Sembra tramontare l’ipotesi di un “polo veneto”, Salvini accentra tutto a Roma. Ma rischia di saltare, in ogni caso, l’idea di “spalmare” i debiti della Spv in un più grande contenitore

La regola è quella dei vasi comunicanti: l’acqua che entra in un vaso, entra anche negli altri, fino a ottenere sempre lo stesso livello. In economia, questa regola diventa un trucco di ripianare i debiti, creando società più grandi da una serie di piccole società, in cui quelle in attivo compensano le perdite delle altre. Da tempo, lo hanno capito anche i politici; così, oggi, lo scontro è aperto, nella Lega, su chi si accollerà il passivo annuo (si va dai 20 milioni previsti dalla Regione ai 200 per più critici) che la Superstrada pedemontana veneta potrebbe produrre, per altri 39 anni.

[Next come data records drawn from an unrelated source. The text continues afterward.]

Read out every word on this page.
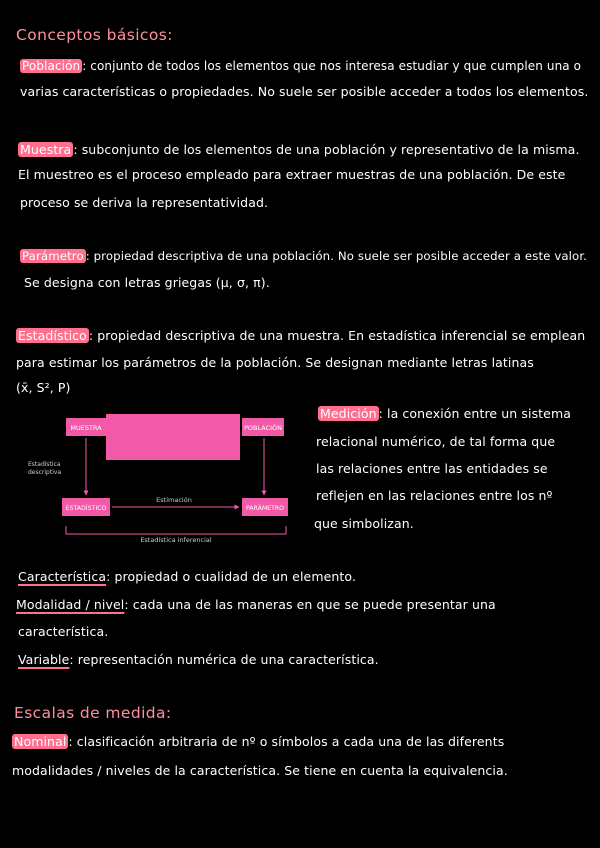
Conceptos básicos:
Población : conjunto de todos los elementos que nos interesa estudiar y que cumplen una o
varias características o propiedades. No suele ser posible acceder a todos los elementos.
Muestra : subconjunto de los elementos de una población y representativo de la misma.
El muestreo es el proceso empleado para extraer muestras de una población. De este
proceso se deriva la representatividad.
Parámetro : propiedad descriptiva de una población. No suele ser posible acceder a este valor.
Se designa con letras griegas (μ, σ, π).
Estadístico : propiedad descriptiva de una muestra. En estadística inferencial se emplean
para estimar los parámetros de la población. Se designan mediante letras latinas
(x̄, S², P)
MUESTRA	POBLACIÓN
ESTADÍSTICO	PARÁMETRO
Estimación
Estadística
descriptiva
Estadística inferencial
Medición : la conexión entre un sistema
relacional numérico, de tal forma que
las relaciones entre las entidades se
reflejen en las relaciones entre los nº
que simbolizan.
Característica: propiedad o cualidad de un elemento.
Modalidad / nivel: cada una de las maneras en que se puede presentar una
característica.
Variable: representación numérica de una característica.
Escalas de medida:
Nominal : clasificación arbitraria de nº o símbolos a cada una de las diferents
modalidades / niveles de la característica. Se tiene en cuenta la equivalencia.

La coppia Luca Zaia-Elisa De Berti, rispettivamente presidente della Regione e vicepresidente nonché assessora ai Trasporti - che ha accumulato nuovi chilometri di asfalto continuando la politica dell’assessore Renato Chisso, travolto dallo scandalo Mose, limitandosi a costruire ferrovie solo quando arrivavano fondi dallo Stato - ha annunciato, tra le righe della serie di inaugurazioni dei diversi tratti della Spv, l’intenzione di creare, insieme con il Friuli, un gestore unico delle autostrade della regione. Apparentemente, per ragioni di efficienza, mentre i maligni ritengono sia il sistema (vasi comunicanti) per incorporare i debiti della superstrada veneta e sfruttare i guadagni della Brescia-Padova e del Cav (il Passante di Mestre), per ripianarli.

L’idea della Regione

L’idea era quella di inserire la Spv e la A4 Brescia-Padova nel Cav (Concessioni autostradali venete), sfruttando i margini finanziari che produce la tangenziale di Mestre (il Cav nel 2023 ha registrato un utile di 31,8 milioni, il 30 per cento in più del 2022, e al 31 dicembre 2023 aveva una liquidità di 195,2 milioni) e la A4, ormai completamente ammortizzata nei costi.

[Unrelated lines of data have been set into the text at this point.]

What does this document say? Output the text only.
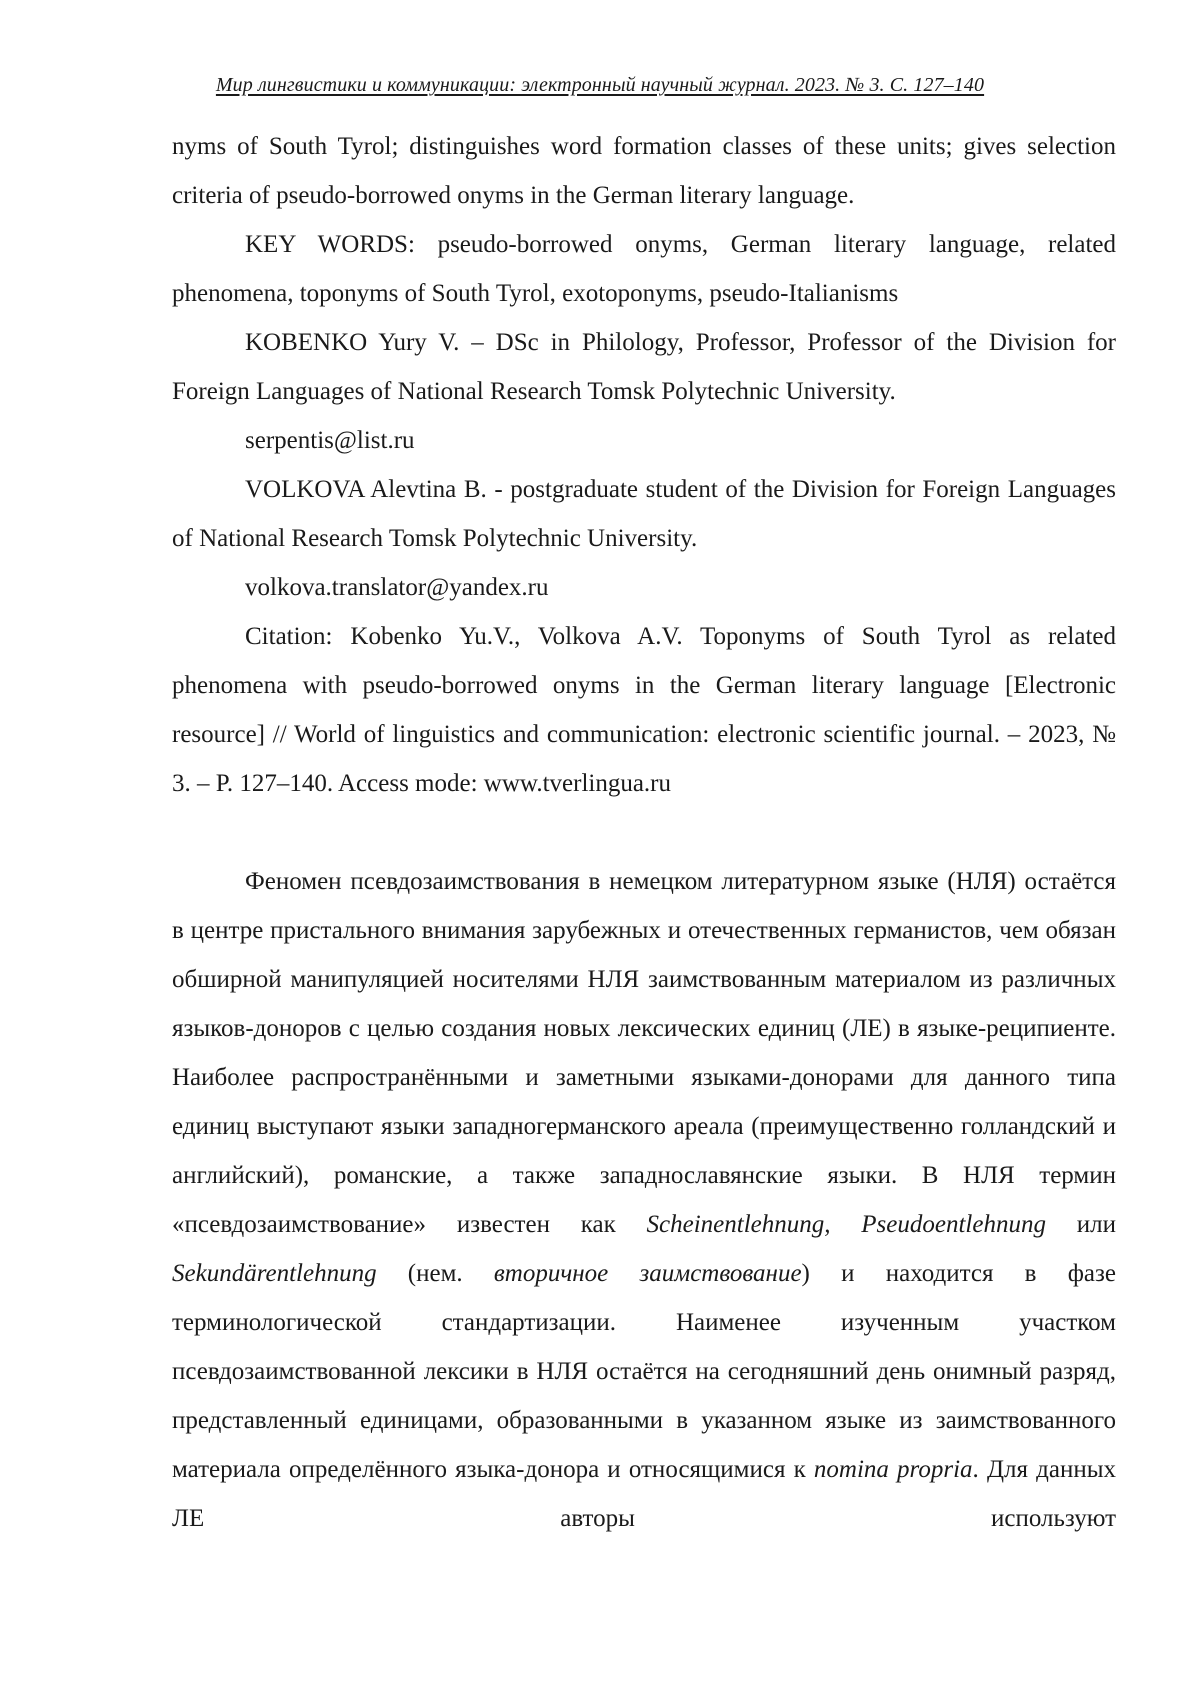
Мир лингвистики и коммуникации: электронный научный журнал. 2023. № 3. С. 127–140

nyms of South Tyrol; distinguishes word formation classes of these units; gives selection criteria of pseudo-borrowed onyms in the German literary language.

KEY WORDS: pseudo-borrowed onyms, German literary language, related phenomena, toponyms of South Tyrol, exotoponyms, pseudo-Italianisms

KOBENKO Yury V. – DSc in Philology, Professor, Professor of the Division for Foreign Languages of National Research Tomsk Polytechnic University.
serpentis@list.ru

VOLKOVA Alevtina B. - postgraduate student of the Division for Foreign Languages of National Research Tomsk Polytechnic University.
volkova.translator@yandex.ru

Citation: Kobenko Yu.V., Volkova A.V. Toponyms of South Tyrol as related phenomena with pseudo-borrowed onyms in the German literary language [Electronic resource] // World of linguistics and communication: electronic scientific journal. – 2023, № 3. – P. 127–140. Access mode: www.tverlingua.ru

Феномен псевдозаимствования в немецком литературном языке (НЛЯ) остаётся в центре пристального внимания зарубежных и отечественных германистов, чем обязан обширной манипуляцией носителями НЛЯ заимствованным материалом из различных языков-доноров с целью создания новых лексических единиц (ЛЕ) в языке-реципиенте. Наиболее распространёнными и заметными языками-донорами для данного типа единиц выступают языки западногерманского ареала (преимущественно голландский и английский), романские, а также западнославянские языки. В НЛЯ термин «псевдозаимствование» известен как Scheinentlehnung, Pseudoentlehnung или Sekundärentlehnung (нем. вторичное заимствование) и находится в фазе терминологической стандартизации. Наименее изученным участком псевдозаимствованной лексики в НЛЯ остаётся на сегодняшний день онимный разряд, представленный единицами, образованными в указанном языке из заимствованного материала определённого языка-донора и относящимися к nomina propria. Для данных ЛЕ авторы используют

Ultimo tassello di una politica centrata sull’uso della gomma: ancora oggi, al centro del dibattito veneto, c’è la via del Mare (da Treviso a Jesolo), un nastro che dovrebbe servire a eliminare le code in ingresso a Jesolo. Scomparso, invece, dai radar della Giunta regionale l’impegno per la metropolitana di superficie, quella Sfmr che doveva collegare i capoluoghi del Veneto con treni cadenzati ogni 15-20 minuti. Mentre l’alta velocità sta faticosamente arrivando a Venezia, e verrà portata a termine grazie ai fondi del Pnrr.

All’inaugurazione del collegamento tra Spv e A4, il 5 maggio 2024, il chiacchiericcio sulla nuova società regionale, o addirittura triveneta, era assordante.

Il decreto Salvini

Poi, qualche nube è apparsa all’orizzonte, e qualche giorno fa, al Consiglio dei Ministri, Matteo Salvini ha presentato il decreto legge sulla concorrenza, che segna il ritorno delle autostrade, almeno quelle in cui le concessioni sono in scadenza, nell’orbita dello Stato. Il ministro manda un forte segnale centripeto: tutto viene accentrato a Roma, in particolare l’extra gettito delle società autostradali non resterà più al concessionario, ma verrà incamerato dallo Stato, e utilizzato per lavori di ammodernamento, anche di tratti non autostradali. Forse, altre materie, come istruzione, ambiente, tutela della salute, sicurezza sul lavoro possono finire alle Regioni, ma quando si parla di rete autostradale, Roma se la tiene stretta e lo fa con un ministro il cui partito ha combattuto ferocemente per l’approvazione del disegno di legge sull’autonomia. Salvini ha dichiarato: “L’obiettivo è permettere a tutte le regioni di correre sempre più veloce, riducendo i divari territoriali e realizzando quell’unità che c’è solo sulla carta”. “Tutti i cittadini, da nord a sud”. Per le autostrade, evidentemente, gli sprechi si combattono meglio da Roma.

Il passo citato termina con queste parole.